Uno dei momenti maggiori dell’intervista però senz’altro è stato il suo impegno a nominare almeno un repubblicano nella sua futura amministrazione, anche se ha affermato di non «avere nessuno in mente», se non altro per non creare problemi a questa misteriosa figura politica nei prossimi mesi.

Nella storia politica statunitense, non è infrequente. Si ricordano di recente le nomine dell’ex senatore repubblicano del Nebraska Chuck Hagel come segretario alla difesa nell’amministrazione di Barack Obama o anche la presenza del dem Norm Mineta come segretario ai trasporti negli anni di George W. Bush.

Una strategia ben precisa

L’affermazione fatta da Harris però riguarda anche una strategia ben precisa di tentare di cancellare l’immagine fallace di lei quale rappresentante dell’ala sinistra dei dem, concetto ben rimarcato anche con le dichiarazioni riguardanti il fracking per estrarre gas e petrolio, pratica che nel 2019 diceva di voler proibire a livello federale, così come l’immigrazione e l’approccio al conflitto a Gaza.

Nel primo caso ha ribadito di voler mettere in sicurezza il confine, mettendo da parte l’approccio che aveva cinque anni fa tutto incentrato sull’accoglienza e ricordando anche, quando era procuratrice generale della California, ha combattuto duramente le organizzazioni che portavano migranti clandestinamente sul suolo americano. Una strategia che appare mutuata dalla campagna vincente del leader laburista Keir Starmer in Gran Bretagna, diventato poi primo ministro lo scorso luglio.

Su Gaza invece, ha deluso le aspettative della sinistra dem dicendo che non farà mai mancare il suo sostegno a Israele, affermando però che ci «sono troppi civili morti palestinesi» e che la via migliore per uscire da questa situazione è un cessate il fuoco. Niente quindi riguardo a possibili condizioni di porre a Tel Aviv riguardo nuove forniture militari.

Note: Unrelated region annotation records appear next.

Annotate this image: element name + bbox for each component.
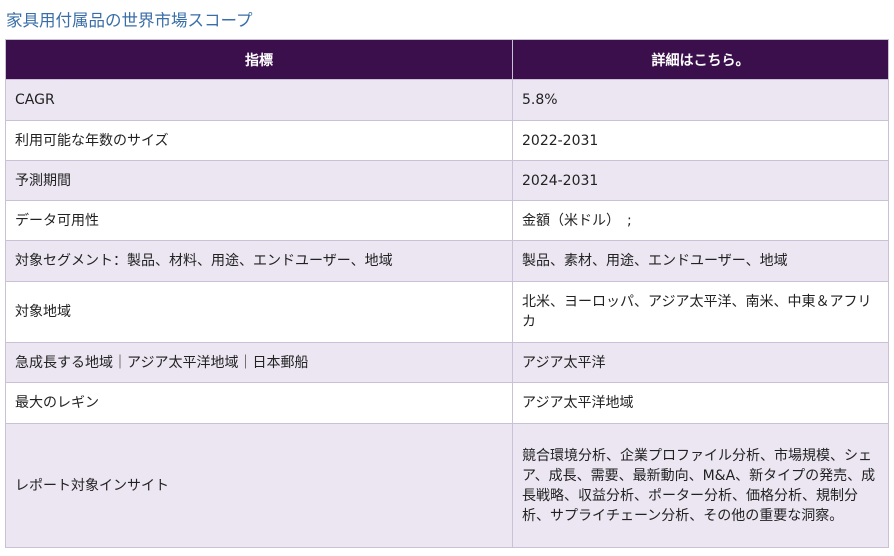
row-value: 5.8%	[512, 79, 889, 121]
row-label: CAGR	[5, 79, 513, 121]
row-value: 金額（米ドル） ;	[512, 200, 889, 241]
table-row: 利用可能な年数のサイズ 2022-2031	[5, 120, 889, 161]
row-label: 利用可能な年数のサイズ	[5, 120, 513, 161]
table-row: 対象地域 北米、ヨーロッパ、アジア太平洋、南米、中東＆アフリカ	[5, 281, 889, 343]
row-label: 予測期間	[5, 160, 513, 201]
table-row: CAGR 5.8%	[5, 79, 889, 121]
row-label: データ可用性	[5, 200, 513, 241]
row-label: 対象セグメント：製品、材料、用途、エンドユーザー、地域	[5, 240, 513, 282]
table-row: 予測期間 2024-2031	[5, 160, 889, 201]
row-value: 北米、ヨーロッパ、アジア太平洋、南米、中東＆アフリカ	[512, 281, 889, 343]
row-label: 最大のレギン	[5, 382, 513, 424]
table-row: 急成長する地域｜アジア太平洋地域｜日本郵船 アジア太平洋	[5, 342, 889, 383]
table-row: 対象セグメント：製品、材料、用途、エンドユーザー、地域 製品、素材、用途、エンド…	[5, 240, 889, 282]
row-label: 対象地域	[5, 281, 513, 343]
table-row: 最大のレギン アジア太平洋地域	[5, 382, 889, 424]
table-row: データ可用性 金額（米ドル） ;	[5, 200, 889, 241]
row-value: アジア太平洋	[512, 342, 889, 383]
page-title: 家具用付属品の世界市場スコープ	[6, 11, 253, 30]
column-header-indicator: 指標	[5, 39, 513, 80]
scope-table: 指標 詳細はこちら。 CAGR 5.8% 利用可能な年数のサイズ 2022-20…	[5, 39, 889, 548]
column-header-details: 詳細はこちら。	[512, 39, 889, 80]
row-value: 2024-2031	[512, 160, 889, 201]
row-value: 競合環境分析、企業プロファイル分析、市場規模、シェア、成長、需要、最新動向、M&…	[512, 423, 889, 548]
row-value: 製品、素材、用途、エンドユーザー、地域	[512, 240, 889, 282]
table-row: レポート対象インサイト 競合環境分析、企業プロファイル分析、市場規模、シェア、成…	[5, 423, 889, 548]
row-value: 2022-2031	[512, 120, 889, 161]
row-value: アジア太平洋地域	[512, 382, 889, 424]
row-label: レポート対象インサイト	[5, 423, 513, 548]
table-header-row: 指標 詳細はこちら。	[5, 39, 889, 80]
row-label: 急成長する地域｜アジア太平洋地域｜日本郵船	[5, 342, 513, 383]
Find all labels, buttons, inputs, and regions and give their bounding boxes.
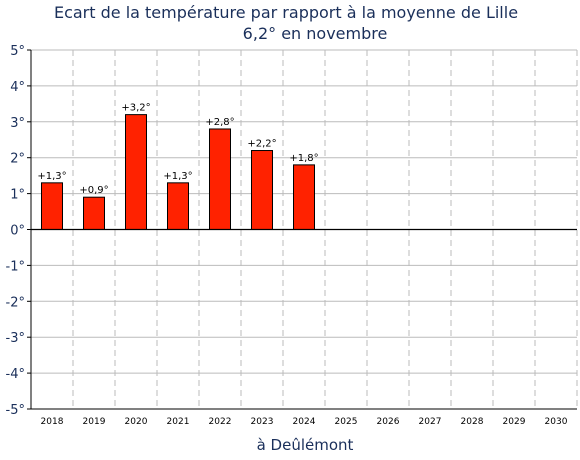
chart-title: Ecart de la température par rapport à la… (54, 3, 518, 22)
x-tick-label: 2026 (377, 417, 400, 427)
x-tick-label: 2023 (251, 417, 274, 427)
x-tick-label: 2024 (293, 417, 316, 427)
y-tick-label: 3° (10, 116, 25, 131)
data-label: +3,2° (121, 103, 150, 114)
y-tick-label: -5° (6, 403, 25, 418)
bars (41, 114, 315, 231)
x-tick-label: 2021 (167, 417, 190, 427)
y-tick-label: -3° (6, 331, 25, 346)
bar (293, 164, 315, 231)
bar (251, 150, 273, 231)
data-label: +2,2° (247, 139, 276, 150)
y-tick-label: 4° (10, 80, 25, 95)
x-tick-label: 2027 (419, 417, 442, 427)
y-tick-label: 1° (10, 188, 25, 203)
y-tick-label: -2° (6, 295, 25, 310)
x-axis-label: à Deûlémont (257, 436, 354, 454)
y-tick-label: 0° (10, 224, 25, 239)
x-tick-label: 2025 (335, 417, 358, 427)
y-tick-label: -1° (6, 259, 25, 274)
x-tick-label: 2029 (503, 417, 526, 427)
bar (83, 196, 105, 231)
data-label: +1,3° (37, 171, 66, 182)
x-tick-label: 2019 (83, 417, 106, 427)
y-tick-label: 5° (10, 44, 25, 59)
bar (41, 182, 63, 230)
bar (125, 114, 147, 230)
labels: 5° 4° 3° 2° 1° 0° -1° -2° -3° -4° -5° +1,3° 2018 +0,9… (6, 44, 568, 427)
bar (209, 128, 231, 230)
x-tick-label: 2030 (545, 417, 568, 427)
data-label: +1,3° (163, 171, 192, 182)
x-tick-label: 2022 (209, 417, 232, 427)
data-label: +2,8° (205, 117, 234, 128)
data-label: +1,8° (289, 153, 318, 164)
x-tick-label: 2020 (125, 417, 148, 427)
x-tick-label: 2028 (461, 417, 484, 427)
chart-subtitle: 6,2° en novembre (243, 24, 388, 43)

C’è stata anche una domanda critica per il suo vice Walz, che comunque è rimasto un passo indietro rispetto ad Harris, su una sua dichiarazione riguardo alle armi d’assalto che lui avrebbe usato “in guerra” anche se durante i suoi anni da militare professionista non è mai stato in zone di combattimento. Questione che ha liquidato in fretta dicendo che si tratta chiaramente di un bisticcio verbale e che chi ha sollevato la questione la prima volta lo ha fatto in modo fazioso.

Infine, il momento riguardante il passaggio di consegne tra lei e Joe Biden, descritto come giunto in un momento di quiete familiare con le figlie di sua nipote Meena a cui stava preparando dei pancakes, quando, mentre si apprestava a fare un puzzle con le bambine, è arrivata la chiamata del presidente con la sua decisione. In quel momento, ha detto Harris, il suo pensiero «era per lui, non per me», ma è sempre stato chiaro anche prima che, qualora fosse arrivata la scelta di ritirarsi, sarebbe subito arrivato il suo sostegno immediato.

Parlando delle politiche di questi quattro anni però, Harris non ha chiarito cosa cambierebbe e cosa manterrebbe uguale, anche se ha scansato la domanda diretta sul fatto che la cosiddetta Bidenomics sia stata un successo o meno. Però ha messo in luce che ormai gli statunitensi vogliono voltare pagina rispetto all’ultimo periodo. Ed è chiaro che l’idea non è solo quella di sconfiggere Trump e archiviare la sua parabola politica, ma anche quella di superare l’ultimo faticoso e impopolare biennio dell’attuale presidente che appariva sempre più senile e confuso.